I shot with the 1DS2 for years and upgraded to the 5D3 so I have the same exact experience that you have with the bodies. A couple of things...
IF you only have to shoot at ISO 100 then your 1DS2 takes fantastic images. No doubt about it. IF you have to bump your ISO above 400 the images SUCK in comparison. At 1600 they are a complete mess. The 5D3 at 6400 is way better than the 1DS2 at 1600. There are other things that are hugely different as well.
Better screen on the back of the camera by far which in the real work world I need to see if I got the shot I need at a shoot for my clients.

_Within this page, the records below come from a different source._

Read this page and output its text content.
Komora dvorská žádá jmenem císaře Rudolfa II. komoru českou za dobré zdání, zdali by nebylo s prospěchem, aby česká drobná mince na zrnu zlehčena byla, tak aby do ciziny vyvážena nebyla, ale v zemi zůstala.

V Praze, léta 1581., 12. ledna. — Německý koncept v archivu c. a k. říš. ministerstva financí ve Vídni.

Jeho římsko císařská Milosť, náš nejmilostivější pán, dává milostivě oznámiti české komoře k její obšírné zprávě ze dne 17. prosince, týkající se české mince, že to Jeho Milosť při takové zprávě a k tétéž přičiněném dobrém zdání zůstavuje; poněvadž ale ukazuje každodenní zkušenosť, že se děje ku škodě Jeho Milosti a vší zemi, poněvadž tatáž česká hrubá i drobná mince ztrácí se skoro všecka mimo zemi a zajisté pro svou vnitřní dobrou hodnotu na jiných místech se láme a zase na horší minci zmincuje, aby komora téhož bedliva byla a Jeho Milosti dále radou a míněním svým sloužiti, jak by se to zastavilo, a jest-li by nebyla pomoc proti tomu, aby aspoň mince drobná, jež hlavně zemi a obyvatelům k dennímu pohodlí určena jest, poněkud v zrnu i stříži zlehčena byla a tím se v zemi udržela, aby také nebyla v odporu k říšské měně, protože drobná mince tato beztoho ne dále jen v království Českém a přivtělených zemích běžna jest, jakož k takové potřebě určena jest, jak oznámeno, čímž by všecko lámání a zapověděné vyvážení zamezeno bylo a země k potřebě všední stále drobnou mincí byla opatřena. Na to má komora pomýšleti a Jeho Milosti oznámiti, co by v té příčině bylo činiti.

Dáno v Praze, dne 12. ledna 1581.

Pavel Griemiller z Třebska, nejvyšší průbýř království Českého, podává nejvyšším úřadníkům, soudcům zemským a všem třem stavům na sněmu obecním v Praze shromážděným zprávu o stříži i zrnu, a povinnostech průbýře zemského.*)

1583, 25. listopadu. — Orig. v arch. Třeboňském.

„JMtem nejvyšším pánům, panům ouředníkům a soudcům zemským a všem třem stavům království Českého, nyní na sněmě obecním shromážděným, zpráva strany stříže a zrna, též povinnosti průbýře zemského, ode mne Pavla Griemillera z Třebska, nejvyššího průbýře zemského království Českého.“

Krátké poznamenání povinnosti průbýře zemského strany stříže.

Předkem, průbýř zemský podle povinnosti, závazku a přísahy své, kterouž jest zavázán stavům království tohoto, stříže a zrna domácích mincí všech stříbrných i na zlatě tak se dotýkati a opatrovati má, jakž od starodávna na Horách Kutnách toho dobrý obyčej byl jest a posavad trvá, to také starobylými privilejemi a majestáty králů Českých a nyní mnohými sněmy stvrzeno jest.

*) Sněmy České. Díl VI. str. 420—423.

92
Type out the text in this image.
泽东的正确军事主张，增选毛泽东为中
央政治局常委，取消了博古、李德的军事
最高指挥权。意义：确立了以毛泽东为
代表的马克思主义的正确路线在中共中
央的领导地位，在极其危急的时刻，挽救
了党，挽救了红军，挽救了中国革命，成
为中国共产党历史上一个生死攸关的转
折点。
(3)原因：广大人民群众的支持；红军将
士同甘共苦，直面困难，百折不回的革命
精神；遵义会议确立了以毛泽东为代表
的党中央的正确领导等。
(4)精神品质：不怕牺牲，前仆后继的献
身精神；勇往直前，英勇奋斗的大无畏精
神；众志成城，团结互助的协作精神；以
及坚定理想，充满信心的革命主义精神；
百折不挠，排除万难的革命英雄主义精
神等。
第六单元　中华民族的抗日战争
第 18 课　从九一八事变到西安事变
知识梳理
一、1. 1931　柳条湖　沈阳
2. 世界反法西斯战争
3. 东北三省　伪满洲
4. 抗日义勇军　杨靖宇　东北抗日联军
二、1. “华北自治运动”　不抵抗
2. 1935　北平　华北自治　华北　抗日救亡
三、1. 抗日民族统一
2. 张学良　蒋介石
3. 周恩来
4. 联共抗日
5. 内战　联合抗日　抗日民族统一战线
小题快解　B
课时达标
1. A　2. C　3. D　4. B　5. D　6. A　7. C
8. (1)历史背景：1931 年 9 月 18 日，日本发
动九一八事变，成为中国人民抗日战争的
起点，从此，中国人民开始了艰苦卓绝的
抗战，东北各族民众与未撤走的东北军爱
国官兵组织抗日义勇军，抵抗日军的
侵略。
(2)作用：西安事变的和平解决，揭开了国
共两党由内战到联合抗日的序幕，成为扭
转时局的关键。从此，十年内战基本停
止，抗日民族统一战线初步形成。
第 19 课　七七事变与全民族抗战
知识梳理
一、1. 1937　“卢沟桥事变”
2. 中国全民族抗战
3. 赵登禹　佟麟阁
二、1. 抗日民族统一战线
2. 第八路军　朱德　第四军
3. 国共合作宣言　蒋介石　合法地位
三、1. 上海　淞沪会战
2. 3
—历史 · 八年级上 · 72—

Much better interface, The 1DS2 had the worst interface ever with the strange 2 button controls for everything.
more frames per second
Better dynamic range
The list goes on and on.
The other thing is maybe you need to try a different program to edit your RAW files in. The 1DS2 had a VERY soft out of the camera file because of the high pass filter they put on it. The files sharpened up extremely well in PS but they NEEDED it badly. I would try to do more tests with a different software and also change up your lens. Maybe your lens is calibrated perfectly to your 1DS2 but off a little when mounted on your 5D3. The sensor is not "Sharper" on the older camera. Trust me.
The other thing that is quite noticeable in your test is that the 5D3 shots are exposed brighter in EVERY instance. The test would certainly be more accurate if you match exposure. The settings are irrelevant. Its the final image exposure that matters. Need to compare apples to apples.
At the end of the day if you are are only shooting studio work or landscapes at ISO 100 you would never see the detail difference anyway unless you are pixel peeping. PRINT the images out at 24x36 after making them both look the best they can. Don't limit the sharpening, contrast, etc of one to what you do to the other. That is not what you would do in the real world. You would optimize each image individually for it's intended output. Do that and then lets look and see if the 1DS2 is a better camera. I doubt it. I loved that camera for years and I do love the way the images look from it. That said the sensors are much improved since then and there is more to a camera than a sensor.
Thank you for bringing a little perspective to this old fight. There's a lot more to a camera than its ability to shoot a specific scene at 100 ISO. (And most cameras that have been released over the past 5 or 6 years, including my original 5d can do an awfully good job of that).